- O governo adiou a compra do supercomputador do Plano Brasileiro de Inteligência Artificial (PBIA); edital previsto para março ou abril de 2025.
- O custo do equipamento fica em torno de R$ 1,8 bilhão, dentro de um pacote de cerca de R$ 23 bilhões em investimentos até 2028.
- A instalação depende de infraestrutura robusta; o LNCC, em Petrópolis, foi descartado por alto consumo de energia, e a alternativa é um data center da Telebras em Brasília.
- Hoje, o supercomputador científico mais potente no Brasil é o Santos Dumont, no LNCC, utilizado por universidades e centros de pesquisa.
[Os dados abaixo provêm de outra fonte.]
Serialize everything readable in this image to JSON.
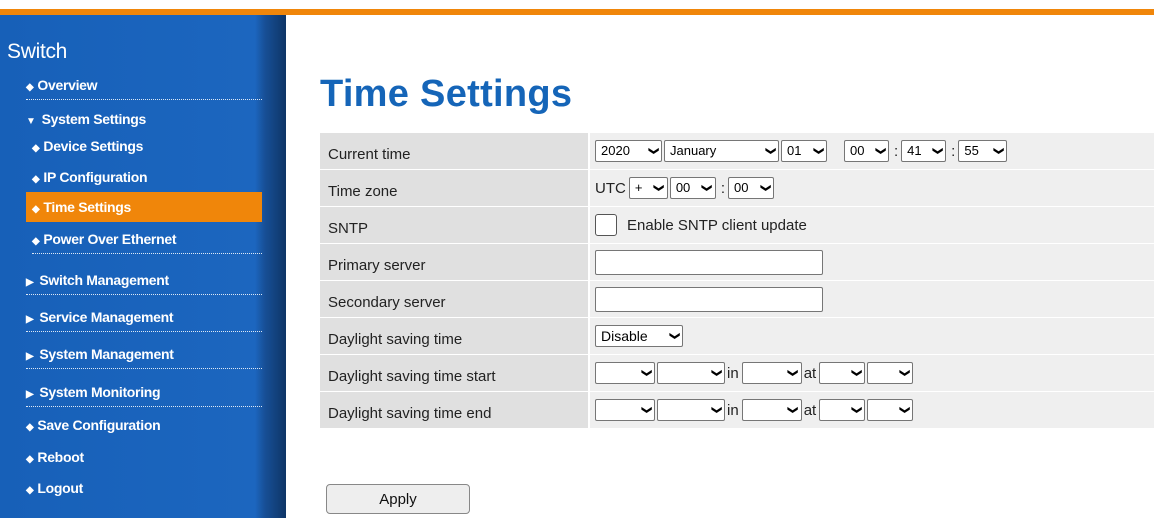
{
  "sidebar": {
    "title": "Switch",
    "items": [
      {
        "label": "Overview",
        "marker": "◆"
      },
      {
        "label": "System Settings",
        "marker": "▼"
      },
      {
        "label": "Device Settings",
        "marker": "◆"
      },
      {
        "label": "IP Configuration",
        "marker": "◆"
      },
      {
        "label": "Time Settings",
        "marker": "◆"
      },
      {
        "label": "Power Over Ethernet",
        "marker": "◆"
      },
      {
        "label": "Switch Management",
        "marker": "▶"
      },
      {
        "label": "Service Management",
        "marker": "▶"
      },
      {
        "label": "System Management",
        "marker": "▶"
      },
      {
        "label": "System Monitoring",
        "marker": "▶"
      },
      {
        "label": "Save Configuration",
        "marker": "◆"
      },
      {
        "label": "Reboot",
        "marker": "◆"
      },
      {
        "label": "Logout",
        "marker": "◆"
      }
    ],
    "active_item": "Time Settings"
  },
  "page": {
    "title": "Time Settings"
  },
  "form": {
    "current_time": {
      "label": "Current time",
      "year": "2020",
      "month": "January",
      "day": "01",
      "hour": "00",
      "minute": "41",
      "second": "55",
      "sep": ":"
    },
    "time_zone": {
      "label": "Time zone",
      "prefix": "UTC",
      "sign": "+",
      "hours": "00",
      "minutes": "00",
      "sep": ":"
    },
    "sntp": {
      "label": "SNTP",
      "checkbox_label": "Enable SNTP client update",
      "checked": false
    },
    "primary_server": {
      "label": "Primary server",
      "value": ""
    },
    "secondary_server": {
      "label": "Secondary server",
      "value": ""
    },
    "dst": {
      "label": "Daylight saving time",
      "value": "Disable"
    },
    "dst_start": {
      "label": "Daylight saving time start",
      "in_text": "in",
      "at_text": "at"
    },
    "dst_end": {
      "label": "Daylight saving time end",
      "in_text": "in",
      "at_text": "at"
    }
  },
  "buttons": {
    "apply": "Apply"
  },
  "colors": {
    "accent_orange": "#f0860a",
    "sidebar_blue": "#1c66bf",
    "title_blue": "#1565b8"
  }
}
- O PBIA prevê uma infraestrutura nacional para processamento de dados sensíveis e uma nuvem governamental, com possível redução de contratos de nuvem entre 20% e 80%.
O governo federal adiou a compra do supercomputador que será a base do Plano Brasileiro de Inteligência Artificial (PBIA). A licitação, que tinha previsão de edital em outubro de 2025, passou para o fim de março ou início de abril, por questões de infraestrutura e definição do local de instalação.
O PBIA é conduzido pelo Ministério da Ciência, Tecnologia e Inovação (MCTI) e é visto como a peça central do plano nacional para ampliar a capacidade tecnológica do país. O equipamento deve custar cerca de R$ 1,8 bilhão, dentro de um pacote total de aproximadamente R$ 23 bilhões até 2028.
As razões do atraso passam pela necessidade de um prédio com capacidade de carga elevada por centímetro quadrado. A primeira opção, o Laboratório Nacional de Computação Científica (LNCC), em Petrópolis (RJ), foi descartada devido ao alto custo de energia e às limitações da rede elétrica.
A principal alternativa hoje estudada é instalar o equipamento em um data center da Telebras, em Brasília. O local escolhido fica em terreno pertencente à União e oferece infraestrutura elétrica mais robusta, atendendo aos requisitos do equipamento.
Hoje, o principal supercomputador científico em funcionamento no Brasil é o Santos Dumont, instalado no LNCC. Ele é utilizado por universidades e centros de pesquisa para simulações em climatologia, energia e biologia.
Com a nova estrutura prevista no PBIA, o governo espera ampliar significativamente a capacidade de processamento. Treinamento de modelos de IA, que hoje pode demorar dias, tende a reduzir o tempo de forma expressiva.
O plano também prevê uma infraestrutura nacional para processamento de dados sensíveis do Estado, com uma nuvem governamental para armazenar informações de órgãos estratégicos, como SUS e Petrobras.
Sem capacidade própria, o Brasil fica sujeito à dependência de plataformas externas. A tentativa é reduzir essa dependência investindo em infraestrutura própria de computação e armazenamento.
Há expectativa de reduzir contratos com a nuvem entre 20% e 80% com a adoção da infraestrutura nacional. A projeção depende de avanços na definição de local, infraestrutura e prazos.